Background: C-reactive protein (CRP) exerts biological activity on vascular endothelial cells. This activity may promote atherothrombosis, but the effects of this activity are still controversial. Lectin-like oxidized LDL receptor-1 (LOX-1), the oxidized LDL receptor on endothelial cells, is involved in endothelial dysfunction induced by oxidized LDL.

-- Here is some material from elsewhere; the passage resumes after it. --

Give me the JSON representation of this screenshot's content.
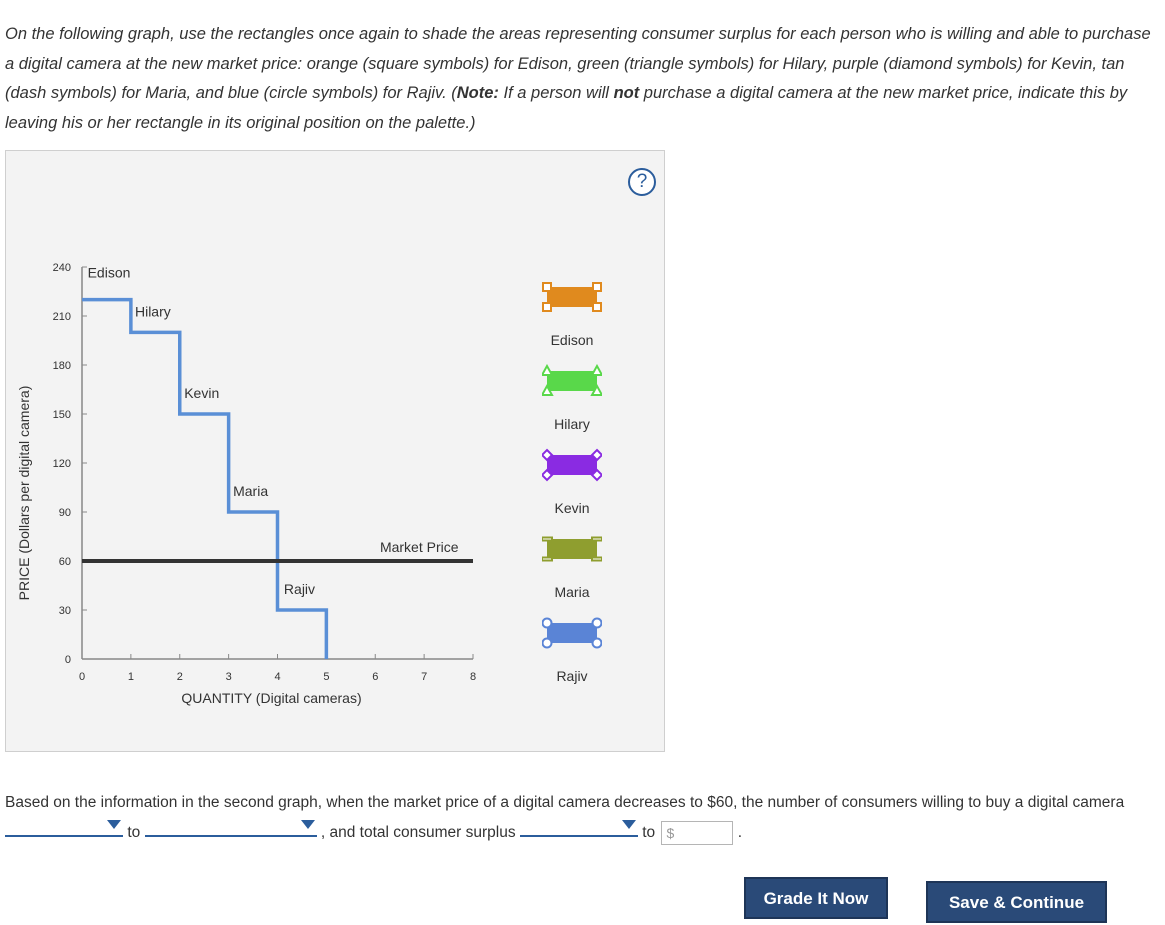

Methods: We used laser confocal microscopy to examine and fluorescence cell image analysis to quantify the binding of fluorescently labeled CRP to cells expressing LOX-1. We then examined the binding of unlabeled CRP to recombinant human LOX-1 in a cell-free system. Small interfering RNAs (siRNAs) against LOX-1 were applied to cultured bovine endothelial cells to analyze the role of LOX-1 in native cells. To observe its in vivo effects, we injected CRP intradermally in stroke-prone spontaneously hypertensive (SHR-SP) rats and analyzed vascular permeability.

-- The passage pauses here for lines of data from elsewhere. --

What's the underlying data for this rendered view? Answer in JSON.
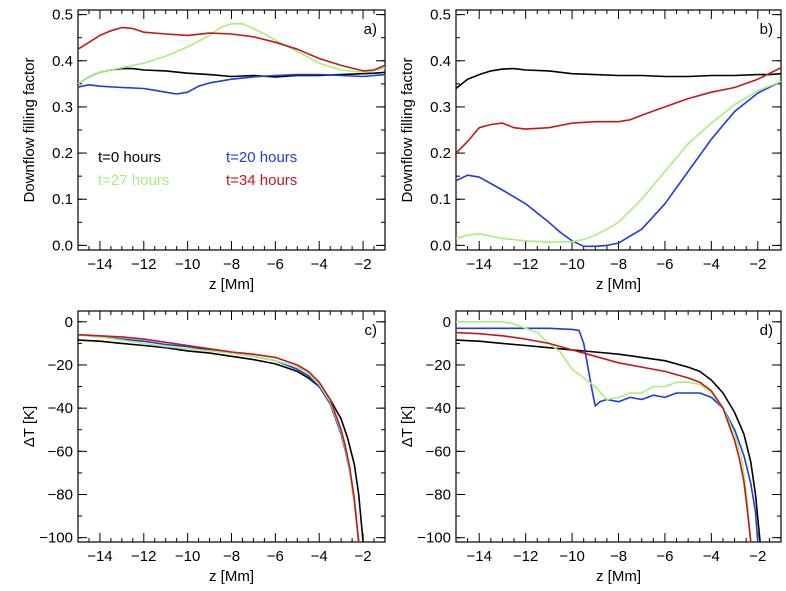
{
  "colors": {
    "black": "#000000",
    "blue": "#1f3bdc",
    "green": "#a9ef7d",
    "red": "#c4171b"
  },
  "chart_data": [
    {
      "type": "line",
      "panel_label": "a)",
      "xlabel": "z [Mm]",
      "ylabel": "Downflow filling factor",
      "xlim": [
        -15,
        -1
      ],
      "ylim": [
        -0.01,
        0.51
      ],
      "xticks": [
        -14,
        -12,
        -10,
        -8,
        -6,
        -4,
        -2
      ],
      "yticks": [
        0.0,
        0.1,
        0.2,
        0.3,
        0.4,
        0.5
      ],
      "ytick_labels": [
        "0.0",
        "0.1",
        "0.2",
        "0.3",
        "0.4",
        "0.5"
      ],
      "legend": [
        {
          "label": "t=0  hours",
          "color": "black"
        },
        {
          "label": "t=20 hours",
          "color": "blue"
        },
        {
          "label": "t=27 hours",
          "color": "green"
        },
        {
          "label": "t=34 hours",
          "color": "red"
        }
      ],
      "series": [
        {
          "name": "t=0  hours",
          "color": "black",
          "x": [
            -15,
            -14.5,
            -14,
            -13.5,
            -13,
            -12.5,
            -12,
            -11,
            -10,
            -9,
            -8,
            -7,
            -6,
            -5,
            -4,
            -3,
            -2,
            -1.5,
            -1
          ],
          "y": [
            0.35,
            0.365,
            0.375,
            0.38,
            0.383,
            0.383,
            0.38,
            0.378,
            0.373,
            0.37,
            0.366,
            0.368,
            0.365,
            0.368,
            0.368,
            0.37,
            0.372,
            0.373,
            0.375
          ]
        },
        {
          "name": "t=20 hours",
          "color": "blue",
          "x": [
            -15,
            -14.5,
            -14,
            -13,
            -12,
            -11.5,
            -11,
            -10.5,
            -10,
            -9.5,
            -9,
            -8,
            -7,
            -6,
            -5,
            -4,
            -3,
            -2,
            -1
          ],
          "y": [
            0.343,
            0.348,
            0.345,
            0.342,
            0.34,
            0.336,
            0.332,
            0.328,
            0.332,
            0.345,
            0.352,
            0.36,
            0.365,
            0.368,
            0.37,
            0.37,
            0.368,
            0.366,
            0.37
          ]
        },
        {
          "name": "t=27 hours",
          "color": "green",
          "x": [
            -15,
            -14.5,
            -14,
            -13,
            -12,
            -11,
            -10,
            -9,
            -8.5,
            -8,
            -7.5,
            -7,
            -6,
            -5,
            -4,
            -3,
            -2,
            -1.5,
            -1
          ],
          "y": [
            0.35,
            0.365,
            0.375,
            0.385,
            0.395,
            0.41,
            0.43,
            0.455,
            0.472,
            0.48,
            0.48,
            0.47,
            0.445,
            0.42,
            0.395,
            0.38,
            0.375,
            0.378,
            0.385
          ]
        },
        {
          "name": "t=34 hours",
          "color": "red",
          "x": [
            -15,
            -14.5,
            -14,
            -13.5,
            -13,
            -12.5,
            -12,
            -11,
            -10,
            -9,
            -8,
            -7,
            -6,
            -5,
            -4,
            -3,
            -2,
            -1.5,
            -1
          ],
          "y": [
            0.425,
            0.44,
            0.455,
            0.465,
            0.472,
            0.47,
            0.462,
            0.458,
            0.455,
            0.46,
            0.458,
            0.452,
            0.44,
            0.425,
            0.405,
            0.39,
            0.378,
            0.38,
            0.39
          ]
        }
      ]
    },
    {
      "type": "line",
      "panel_label": "b)",
      "xlabel": "z [Mm]",
      "ylabel": "Downflow filling factor",
      "xlim": [
        -15,
        -1
      ],
      "ylim": [
        -0.01,
        0.51
      ],
      "xticks": [
        -14,
        -12,
        -10,
        -8,
        -6,
        -4,
        -2
      ],
      "yticks": [
        0.0,
        0.1,
        0.2,
        0.3,
        0.4,
        0.5
      ],
      "ytick_labels": [
        "0.0",
        "0.1",
        "0.2",
        "0.3",
        "0.4",
        "0.5"
      ],
      "series": [
        {
          "name": "t=0  hours",
          "color": "black",
          "x": [
            -15,
            -14.5,
            -14,
            -13.5,
            -13,
            -12.5,
            -12,
            -11,
            -10,
            -9,
            -8,
            -7,
            -6,
            -5,
            -4,
            -3,
            -2,
            -1.5,
            -1
          ],
          "y": [
            0.34,
            0.36,
            0.37,
            0.378,
            0.382,
            0.383,
            0.38,
            0.378,
            0.372,
            0.37,
            0.368,
            0.368,
            0.366,
            0.366,
            0.368,
            0.368,
            0.37,
            0.37,
            0.372
          ]
        },
        {
          "name": "t=20 hours",
          "color": "blue",
          "x": [
            -15,
            -14.5,
            -14,
            -13,
            -12,
            -11,
            -10.5,
            -10,
            -9.5,
            -9,
            -8.5,
            -8,
            -7,
            -6,
            -5,
            -4,
            -3,
            -2,
            -1
          ],
          "y": [
            0.14,
            0.152,
            0.148,
            0.12,
            0.09,
            0.05,
            0.028,
            0.01,
            -0.002,
            -0.002,
            0.0,
            0.005,
            0.035,
            0.09,
            0.16,
            0.23,
            0.29,
            0.33,
            0.355
          ]
        },
        {
          "name": "t=27 hours",
          "color": "green",
          "x": [
            -15,
            -14.5,
            -14,
            -13.5,
            -13,
            -12,
            -11,
            -10,
            -9.5,
            -9,
            -8.5,
            -8,
            -7,
            -6,
            -5,
            -4,
            -3,
            -2,
            -1
          ],
          "y": [
            0.015,
            0.022,
            0.025,
            0.02,
            0.015,
            0.01,
            0.007,
            0.008,
            0.013,
            0.022,
            0.035,
            0.05,
            0.1,
            0.16,
            0.22,
            0.265,
            0.305,
            0.335,
            0.355
          ]
        },
        {
          "name": "t=34 hours",
          "color": "red",
          "x": [
            -15,
            -14.5,
            -14,
            -13.5,
            -13,
            -12.5,
            -12,
            -11,
            -10,
            -9,
            -8,
            -7.5,
            -7,
            -6,
            -5,
            -4,
            -3,
            -2,
            -1
          ],
          "y": [
            0.2,
            0.225,
            0.255,
            0.262,
            0.265,
            0.255,
            0.252,
            0.255,
            0.265,
            0.268,
            0.268,
            0.272,
            0.282,
            0.3,
            0.318,
            0.332,
            0.342,
            0.36,
            0.385
          ]
        }
      ]
    },
    {
      "type": "line",
      "panel_label": "c)",
      "xlabel": "z [Mm]",
      "ylabel": "ΔT [K]",
      "xlim": [
        -15,
        -1
      ],
      "ylim": [
        -102,
        5
      ],
      "xticks": [
        -14,
        -12,
        -10,
        -8,
        -6,
        -4,
        -2
      ],
      "yticks": [
        0,
        -20,
        -40,
        -60,
        -80,
        -100
      ],
      "ytick_labels": [
        "0",
        "-20",
        "-40",
        "-60",
        "-80",
        "-100"
      ],
      "series": [
        {
          "name": "t=0  hours",
          "color": "black",
          "x": [
            -15,
            -14,
            -13,
            -12,
            -11,
            -10,
            -9,
            -8,
            -7,
            -6,
            -5,
            -4.5,
            -4,
            -3.5,
            -3,
            -2.7,
            -2.4,
            -2.2,
            -2
          ],
          "y": [
            -8.5,
            -9,
            -10,
            -11,
            -12,
            -13.5,
            -14.5,
            -16,
            -17.5,
            -19.5,
            -23,
            -26,
            -30,
            -36,
            -45,
            -54,
            -66,
            -80,
            -102
          ]
        },
        {
          "name": "t=20 hours",
          "color": "blue",
          "x": [
            -15,
            -14,
            -13,
            -12,
            -11,
            -10,
            -9,
            -8,
            -7,
            -6,
            -5,
            -4.5,
            -4,
            -3.5,
            -3,
            -2.8,
            -2.6,
            -2.4,
            -2.2
          ],
          "y": [
            -6,
            -7,
            -8,
            -9,
            -10.5,
            -11.5,
            -13,
            -14.5,
            -16,
            -18,
            -22,
            -25,
            -30,
            -38,
            -52,
            -60,
            -70,
            -84,
            -102
          ]
        },
        {
          "name": "t=27 hours",
          "color": "green",
          "x": [
            -15,
            -14,
            -13,
            -12,
            -11,
            -10,
            -9,
            -8,
            -7,
            -6,
            -5,
            -4.5,
            -4,
            -3.5,
            -3,
            -2.8,
            -2.6,
            -2.4,
            -2.2
          ],
          "y": [
            -6,
            -7,
            -8.5,
            -10,
            -11.5,
            -12.5,
            -13.5,
            -14.5,
            -16,
            -18,
            -21,
            -24,
            -29,
            -37,
            -51,
            -59,
            -70,
            -84,
            -102
          ]
        },
        {
          "name": "t=34 hours",
          "color": "red",
          "x": [
            -15,
            -14,
            -13,
            -12,
            -11,
            -10,
            -9,
            -8,
            -7,
            -6,
            -5,
            -4.5,
            -4,
            -3.5,
            -3,
            -2.8,
            -2.6,
            -2.4,
            -2.2
          ],
          "y": [
            -6,
            -6.5,
            -7,
            -8,
            -9.5,
            -11,
            -12.5,
            -14,
            -15,
            -16.5,
            -20,
            -23,
            -28,
            -36,
            -50,
            -58,
            -68,
            -82,
            -102
          ]
        }
      ]
    },
    {
      "type": "line",
      "panel_label": "d)",
      "xlabel": "z [Mm]",
      "ylabel": "ΔT [K]",
      "xlim": [
        -15,
        -1
      ],
      "ylim": [
        -102,
        5
      ],
      "xticks": [
        -14,
        -12,
        -10,
        -8,
        -6,
        -4,
        -2
      ],
      "yticks": [
        0,
        -20,
        -40,
        -60,
        -80,
        -100
      ],
      "ytick_labels": [
        "0",
        "-20",
        "-40",
        "-60",
        "-80",
        "-100"
      ],
      "series": [
        {
          "name": "t=0  hours",
          "color": "black",
          "x": [
            -15,
            -14,
            -13,
            -12,
            -11,
            -10,
            -9,
            -8,
            -7,
            -6,
            -5,
            -4.5,
            -4,
            -3.5,
            -3,
            -2.6,
            -2.3,
            -2.1,
            -1.9
          ],
          "y": [
            -8.5,
            -9,
            -10,
            -11,
            -12,
            -13,
            -14,
            -15,
            -16.5,
            -18,
            -21,
            -23,
            -27,
            -33,
            -42,
            -52,
            -65,
            -80,
            -102
          ]
        },
        {
          "name": "t=20 hours",
          "color": "blue",
          "x": [
            -15,
            -14,
            -13,
            -12,
            -11,
            -10,
            -9.7,
            -9.5,
            -9.3,
            -9.1,
            -9,
            -8.8,
            -8.5,
            -8,
            -7.5,
            -7,
            -6.5,
            -6,
            -5.5,
            -5,
            -4.5,
            -4,
            -3.5,
            -3,
            -2.6,
            -2.3,
            -2.1,
            -2
          ],
          "y": [
            -3,
            -3,
            -3,
            -3,
            -3,
            -3.5,
            -4,
            -10,
            -22,
            -34,
            -39,
            -37,
            -36,
            -37,
            -35,
            -36,
            -34,
            -35,
            -33,
            -33,
            -33,
            -35,
            -40,
            -50,
            -62,
            -75,
            -88,
            -102
          ]
        },
        {
          "name": "t=27 hours",
          "color": "green",
          "x": [
            -15,
            -14,
            -13,
            -12.5,
            -12,
            -11.5,
            -11,
            -10.5,
            -10,
            -9.5,
            -9,
            -8.5,
            -8,
            -7.5,
            -7,
            -6.5,
            -6,
            -5.5,
            -5,
            -4.5,
            -4,
            -3.5,
            -3,
            -2.7,
            -2.5,
            -2.3
          ],
          "y": [
            0,
            0,
            0,
            -1,
            -3,
            -5,
            -10,
            -14,
            -22,
            -26,
            -30,
            -36,
            -35,
            -33,
            -33,
            -30,
            -30,
            -28,
            -28,
            -29,
            -33,
            -40,
            -52,
            -63,
            -78,
            -102
          ]
        },
        {
          "name": "t=34 hours",
          "color": "red",
          "x": [
            -15,
            -14,
            -13,
            -12,
            -11,
            -10,
            -9,
            -8,
            -7,
            -6,
            -5,
            -4.5,
            -4,
            -3.5,
            -3,
            -2.8,
            -2.6,
            -2.45,
            -2.3
          ],
          "y": [
            -5,
            -5.5,
            -6.5,
            -8,
            -10,
            -13,
            -16,
            -19,
            -21,
            -23,
            -26,
            -28,
            -32,
            -40,
            -55,
            -63,
            -74,
            -87,
            -102
          ]
        }
      ]
    }
  ]
}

Results: CRP bound to LOX-1-expressing cells in parallel with the induction of LOX-1 expression. CRP dose-dependently bound to the cell line and recombinant LOX-1, with significant binding detected at 0.3 mg/L CRP concentration. The K(d) value of the binding was calculated to be 1.6 x 10(-7) mol/L. siRNA against LOX-1 significantly inhibited the binding of fluorescently labeled CRP to the endothelial cells, whereas control RNA did not. In vivo, intradermal injection of CRP-induced vascular exudation of Evans blue dye in SHR-SP rats, in which expression of LOX-1 is greatly enhanced. Anti-LOX-1 antibody significantly suppressed vascular permeability.
Conclusions: CRP and oxidized LDL-receptor LOX-1 directly interact with each other. Two risk factors for ischemic heart diseases, CRP and oxidized LDL, share a common molecule, LOX-1, as their receptor.